Per fare il punto su alcune novità del prossimo conto energia, proponiamo un’ intervista a

Gerardo Montanino, direttore operativo del GSE (Gestore Servizi Energetici) realizzata a Solarexpo ai margini del convegno  “Nuovo Conto Energia.” Regime fiscale del fotovoltaico”, che ha visto una partecipazione notevolissima, con circa 1.000 persone.

Ing. Montanino, al momento abbiamo una versione in bozza del nuovo conto energia

La nuova bozza del conto energia è in attesa dell’approvazione della nuova Conferenza unificata Stato-Regioni probabilmente nelle prossime settimane. Ne possiamo parlare perché è ormai stata resa pubblica e in sede tecnica la precedente Conferenza Stato-Regione l’aveva sostanzialmente approvata con piccole modifiche che il Ministero dello Sviluppo Economica sembra ritenga recepibili.

Quali sono le principali novità rispetto al decreto attualmente in vigore?

La nuova versione del contro energia introduce innanzitutto una maggiore differenziazione per fasce di potenza. Prima ad esempio un impianto superiore a 20 kWp aveva lo stesso incentivo di un impianto multimegawatt e, in effetti, questo mi sembra francamente eccessivo. Ora ci vari scaglioni, l’ultimo dei quali di 1.000 kWp a salire. Inoltre le categorie di impianti da incentivare sono state limitate a due: impianti a terra e quelle su edifici. La soglia di potenza massima per l’incentivazione è prevista in 3.000 MW, ma alla luce dell’esperienza passata questo numero resta un elemento di grande flessibilità.

Di quanto è possibile stimare la riduzione delle nuove tariffe incentivanti?
Le riduzioni degli incentivi saranno dell’ordine del 12-13% fino al 25%, ma queste riduzioni vanno riconsiderate se ci ricordiamo che oltre agli incentivi, i soggetti proprietari hanno tra i ricavi anche il risparmio dell’energia elettrica che, come sappiamo, ha un prezzo minimo di 10cent€ per kWh fino ad arrivare a 18-19 cent€.

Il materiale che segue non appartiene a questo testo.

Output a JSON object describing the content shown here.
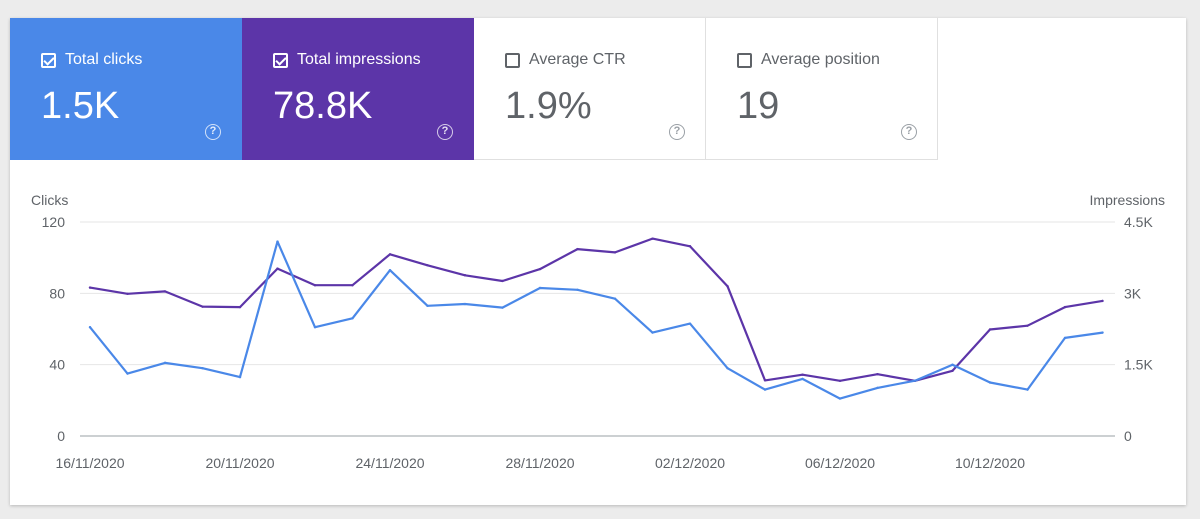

Ci sono poi altre due nuove categorie di impianti fotovoltaici.
Sì, infatti bisogna considerare quella degli impianti speciali, veramente integrati in edilizia, che utilizzano componenti e moduli non standard, ma fatti appositamente per l’integrazione, ad esempio una facciata vetrata fotovoltaica. Per questa tipologia di impianti le nuove tariffe confrontate con quelle precedenti riferite agli impianti totalmente integrati sono di fatto ridotte in alcuni casi dello 0,5%, praticamente uno scarto impercettibile, e al massimo la differenza arriverà al 10%.
C’è inoltre la categoria degli impianti fotovoltaici a concentrazione che oggi non è incentivata; nel momento in cui il decreto entrerà in vigore questi impianti potranno essere incentivati, quindi anche dal prossimo giugno 2010.

Come si ridurrà l’incentivo negli anni?
La regressione è del 6% per il 2012 e il 2013 (prima era del 2%), mentre per gli impianti FV innovativi e a concentrazione la riduzione sarà del 2% all’anno. A partire dal 2014 ci aspettiamo un nuovo decreto che disciplinerà la materia e che sarà pensato anche in base all’andamento dei costi di mercato.

Secondo lei come reagiranno gli operatori?
Vorrei sottolineare che queste riduzioni di tariffe sono ampiamente inferiori alle riduzioni che si sono già avute, e che si continuano a registrare, nel costo soprattutto del moduli fotovoltaici, ma anche del sistema in generale. Gli operatori non devono preoccuparsi perché si potrà investire in questi impianti anche per i prossimi anni con remunerazioni senz’altro soddisfacenti.